The Better Sex Diet: Eat These Foods to Perform Better in Bed


Sex life a little slugglish lately? You don’t need to experiment with crazy sex positions or bizarro foreplay—a simple diet change could go a long way.

Chow down today on these recipes—courtesy of Elizabeth Ward, M.S., R.D.,—for better sex tonight.

1. Breakfast in Bed

1 cup cooked oatmeal (make it with 1% milk, a spoonful of cocoa powder, and top with chopped walnuts)
1 cup plain yogurt mixed with 1 cup chopped strawberries
8 oz grape juice (make sure there’s no sugar added)

Why this meal?

You want your arteries like your partner: healthy, flexible, and ready to pump at a moment’s notice. Arteries gummed up with plaque reduce the flow of blood—yes, including the flow to your penis—making it more difficult to get hard and stay that way. This meal combines oatmeal, which has been linked to lower concentrations of bad blood cholesterol, plus cocoa, which amplifies its effects while boosting good HDL cholesterol.

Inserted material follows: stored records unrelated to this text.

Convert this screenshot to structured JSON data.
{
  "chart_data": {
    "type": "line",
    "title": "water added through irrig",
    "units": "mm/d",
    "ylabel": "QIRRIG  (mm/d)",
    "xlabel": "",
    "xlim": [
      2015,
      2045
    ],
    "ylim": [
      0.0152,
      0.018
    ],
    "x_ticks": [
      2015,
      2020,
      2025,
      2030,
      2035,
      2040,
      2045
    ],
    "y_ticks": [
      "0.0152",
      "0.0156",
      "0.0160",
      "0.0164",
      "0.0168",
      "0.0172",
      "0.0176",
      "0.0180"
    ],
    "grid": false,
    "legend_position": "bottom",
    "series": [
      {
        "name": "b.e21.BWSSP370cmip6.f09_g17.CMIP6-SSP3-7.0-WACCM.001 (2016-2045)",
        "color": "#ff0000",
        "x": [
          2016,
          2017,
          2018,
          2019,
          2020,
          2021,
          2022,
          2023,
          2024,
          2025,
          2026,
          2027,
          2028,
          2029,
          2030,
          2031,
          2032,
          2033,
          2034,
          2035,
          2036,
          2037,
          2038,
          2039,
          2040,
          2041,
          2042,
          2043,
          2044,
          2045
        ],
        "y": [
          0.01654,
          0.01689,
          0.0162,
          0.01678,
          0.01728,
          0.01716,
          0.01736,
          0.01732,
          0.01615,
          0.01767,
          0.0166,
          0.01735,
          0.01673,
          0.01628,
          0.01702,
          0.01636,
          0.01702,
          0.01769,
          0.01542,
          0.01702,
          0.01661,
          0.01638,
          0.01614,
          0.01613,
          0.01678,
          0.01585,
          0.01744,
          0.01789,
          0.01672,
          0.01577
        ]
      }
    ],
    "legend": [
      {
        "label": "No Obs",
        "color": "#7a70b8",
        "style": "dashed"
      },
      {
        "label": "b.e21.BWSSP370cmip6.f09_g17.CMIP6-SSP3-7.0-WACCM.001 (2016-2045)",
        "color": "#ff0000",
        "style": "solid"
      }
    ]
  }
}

Nuts, like walnuts, supply a shot of the amino acid arginine to pump up the production of nitric oxide, a compound involved in successful erections, while grape juice and strawberries fight sodium and help your blood vessels to relax, ensuring your blood pressure stays in check.

2. The Quickie at Lunch

Salad: 2 cups of romaine lettuce, 1 medium chopped tomato, 1/2 cup of marinated artichokes (drained) plus balsamic vinegar and olive oil dressing

Beef stew, plus 1 cup of barley (cooked and cooled)

Why this meal?

To protect your nerves, which increases your physical sensitivity during sex.

A hearty stew tames elevated blood sugar levels, which can blunt the sensitivity of the nerves below the belt, preventing you from enjoying sex to the fullest. Barley is brimming with a type of fiber that suppresses spikes in blood glucose. Meanwhile, the chromium in romaine and tomatoes boosts insulin activity, helping to keep blood sugar levels on an even keel. And the magnesium in artichokes improves insulin sensitivity, preventing glucose buildup.

3. Boost Your Testosterone for Dinner

6 oz grilled pork tenderloin
1 cup quinoa tossed with 1/4 cup chopped cashews
1 cup cooked broccoli drizzled with 1 tablespoon olive oil

Why this meal?

To help your testosterone count up. Cashews and pork are chock-full of zinc, a mineral essential for testosterone production. The high-quality protein in pork and quinoa, together with a good workout routine, can also help you lose the love handles. That’s because excess fat prompts the body to tie up testosterone, rendering it unavailable to stir sexual urges (or muscle development). Finally, olive oil and cashews provide a bit of good fat to your system, since very-low-fat diets sap testosterone.